Super Mummy's mind had been cranking but
he couldn't decide what to do. He couldn't attack for fear of
hurting the beautiful woman. He looked to Bright Boy for help.
Bright Boy just shrugged.
"I can't control my power. I might
burn her up, too," he said meekly. Super Mummy turned back
toward Two-Fisted Willy and pondered. Willy began to undo the
buttons on the woman's blouse laughing the whole time.
"I can't believe the ducks are dead!"
screamed Nice Alice from somewhere not far off. Super Mummy got
an idea. He concentrated all his power on summoning help from
the Land of the Dead. He could feel it working just as the woman
screamed out, "Here comes Dirk. I'm saved!" Following
Dirk was a whole army of strangely deformed ducks. Their heads
sagged as if their necks were broken and their wings flapped
awkwardly. Super Mummy concentrated and they descended on Willy,
beating at him wildly.
"Hey," screamed Willy as he let
go of the woman to beat the ducks away. The woman ran for safety
as Bright Boy blasted Willy to a smoking pulp. Again.
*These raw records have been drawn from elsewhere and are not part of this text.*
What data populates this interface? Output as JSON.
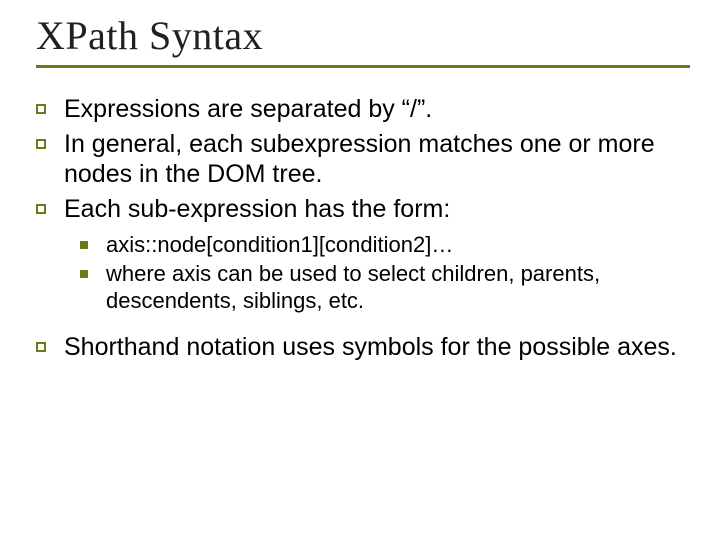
{
  "title": "XPath Syntax",
  "bullets1": {
    "a": "Expressions are separated by “/”.",
    "b": "In general, each subexpression matches one or more nodes in the DOM tree.",
    "c": "Each sub-expression has the form:"
  },
  "bullets2": {
    "a": "axis::node[condition1][condition2]…",
    "b": "where axis can be used to select children, parents, descendents, siblings, etc."
  },
  "bullets1b": {
    "d": "Shorthand notation uses symbols for the possible axes."
  }
}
Dirk landed next to the smoking form and
kicked it with his boot. "You people are safe from this
evil scourge for now. Be thankful we are on your side."
The crowd cheered and the beautiful woman ran from the crowd
and wrapped herself around him, kissing him all over. Dirk gently
pushed her away. "I'm sorry miss, a different heart aches
for you." With that, Dirk walked away, giving Super Mummy
a wink.
But Super Mummy had seen the way she had
looked at Dirk. He knew it was a hopeless task, hearing in his
head Greased Lightning's words from the day before. "Nobody
would be interested in you." He dropped the letter and walked
away. The letter fluttered to the ground, landing in a patch
of Snailman's goop.
° ° °
Later, after the Galactic Hero Corps had
left, Emily, the beautiful brunette, was walking through the
park. She stumbled across the letter and began reading it:
Dear Pretty Brown Haired Girl With The
Pretty Brown Eyes,
I love you a lot. A whole darn lot.
I wish I could kiss you on the lips. That would be nice. You
are very pretty. I love how pretty you are. Maybe we could go
out sometime.
Love,
Somebody
She couldn't quite make out the name which
had smeared from some grotesque slime on the bottom of the letter.
But she fancied, if she squinted real hard, and looked at it
at an extreme angle, in the shade, she fancied she could just
make out the signature.
Dirk Daring.
Emily clutched the letter to her chest,
sighed and walked away to show her friends.